Everyone who tries to advocate for an opinion off the main stream feels this pressure of silence, but something else beyond the norm makes me fear my own voice even more. When I was a teen I was diagnosed with social anxiety disorder. My need to be accepted by my peers and betters is amplified by my lack of proper serotonin production. It makes me doubt myself with crippling intensity at times. I am, however, lucky. Over the years I have learned to control my anxiety. Very few people would guess that I have any sort of problem, yet this blog has made me pause and avoid my desire to write my own ideas down, or even comment on any of my favourite blogs.
Since I last wrote, I have gone through a series of rather drastic life changes. I had my wisdom teeth ripped out (I classify holes in my head as a significant life change). I graduated with my first university degree. I moved cities, leaving behind my friends, my home and the only place that I ever truly felt connected to. I sat ready to leap into two more degrees, heading back to the familiarity of academia once more, but found my plans changing drastically as I was offered an year long internship that I could not turn down. Suddenly, I was to start working and dressing up in business clothes. I moved in with my lover and spent four months not working and battling against a storm of personal issues around the idea of being a stay at home anything. All of these happenings obviously had an effect on my desire to write, but after four months of introspection I think I am finally ready to make some personal changes.

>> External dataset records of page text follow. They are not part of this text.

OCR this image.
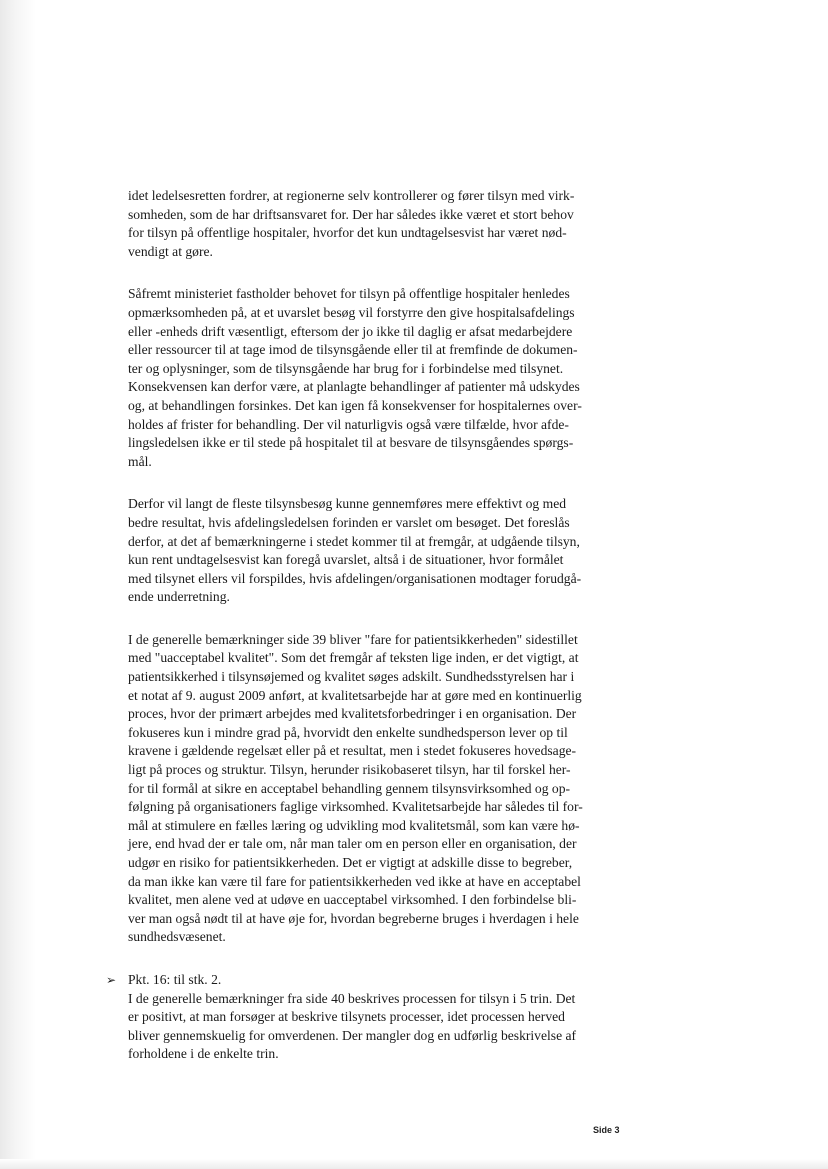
idet ledelsesretten fordrer, at regionerne selv kontrollerer og fører tilsyn med virk-
somheden, som de har driftsansvaret for. Der har således ikke været et stort behov
for tilsyn på offentlige hospitaler, hvorfor det kun undtagelsesvist har været nød-
vendigt at gøre.

Såfremt ministeriet fastholder behovet for tilsyn på offentlige hospitaler henledes
opmærksomheden på, at et uvarslet besøg vil forstyrre den give hospitalsafdelings
eller -enheds drift væsentligt, eftersom der jo ikke til daglig er afsat medarbejdere
eller ressourcer til at tage imod de tilsynsgående eller til at fremfinde de dokumen-
ter og oplysninger, som de tilsynsgående har brug for i forbindelse med tilsynet.
Konsekvensen kan derfor være, at planlagte behandlinger af patienter må udskydes
og, at behandlingen forsinkes. Det kan igen få konsekvenser for hospitalernes over-
holdes af frister for behandling. Der vil naturligvis også være tilfælde, hvor afde-
lingsledelsen ikke er til stede på hospitalet til at besvare de tilsynsgåendes spørgs-
mål.

Derfor vil langt de fleste tilsynsbesøg kunne gennemføres mere effektivt og med
bedre resultat, hvis afdelingsledelsen forinden er varslet om besøget. Det foreslås
derfor, at det af bemærkningerne i stedet kommer til at fremgår, at udgående tilsyn,
kun rent undtagelsesvist kan foregå uvarslet, altså i de situationer, hvor formålet
med tilsynet ellers vil forspildes, hvis afdelingen/organisationen modtager forudgå-
ende underretning.

I de generelle bemærkninger side 39 bliver "fare for patientsikkerheden" sidestillet
med "uacceptabel kvalitet". Som det fremgår af teksten lige inden, er det vigtigt, at
patientsikkerhed i tilsynsøjemed og kvalitet søges adskilt. Sundhedsstyrelsen har i
et notat af 9. august 2009 anført, at kvalitetsarbejde har at gøre med en kontinuerlig
proces, hvor der primært arbejdes med kvalitetsforbedringer i en organisation. Der
fokuseres kun i mindre grad på, hvorvidt den enkelte sundhedsperson lever op til
kravene i gældende regelsæt eller på et resultat, men i stedet fokuseres hovedsage-
ligt på proces og struktur. Tilsyn, herunder risikobaseret tilsyn, har til forskel her-
for til formål at sikre en acceptabel behandling gennem tilsynsvirksomhed og op-
følgning på organisationers faglige virksomhed. Kvalitetsarbejde har således til for-
mål at stimulere en fælles læring og udvikling mod kvalitetsmål, som kan være hø-
jere, end hvad der er tale om, når man taler om en person eller en organisation, der
udgør en risiko for patientsikkerheden. Det er vigtigt at adskille disse to begreber,
da man ikke kan være til fare for patientsikkerheden ved ikke at have en acceptabel
kvalitet, men alene ved at udøve en uacceptabel virksomhed. I den forbindelse bli-
ver man også nødt til at have øje for, hvordan begreberne bruges i hverdagen i hele
sundhedsvæsenet.

➢ Pkt. 16: til stk. 2.

I de generelle bemærkninger fra side 40 beskrives processen for tilsyn i 5 trin. Det
er positivt, at man forsøger at beskrive tilsynets processer, idet processen herved
bliver gennemskuelig for omverdenen. Der mangler dog en udførlig beskrivelse af
forholdene i de enkelte trin.
Side 3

No matter what consequences I may face from having beliefs and fighting for them, I must take the next step and become a more dynamic activist. The time has come for me to stop merely thinking and ranting to a few select people, but to reach out, find others and make lots and lots of noise. Whatever the challenges, whatever the fears, I cannot be who I truly want to be without taking some risks, so look out world, here comes one opinionated, passionate, terrified but ready to struggle woman!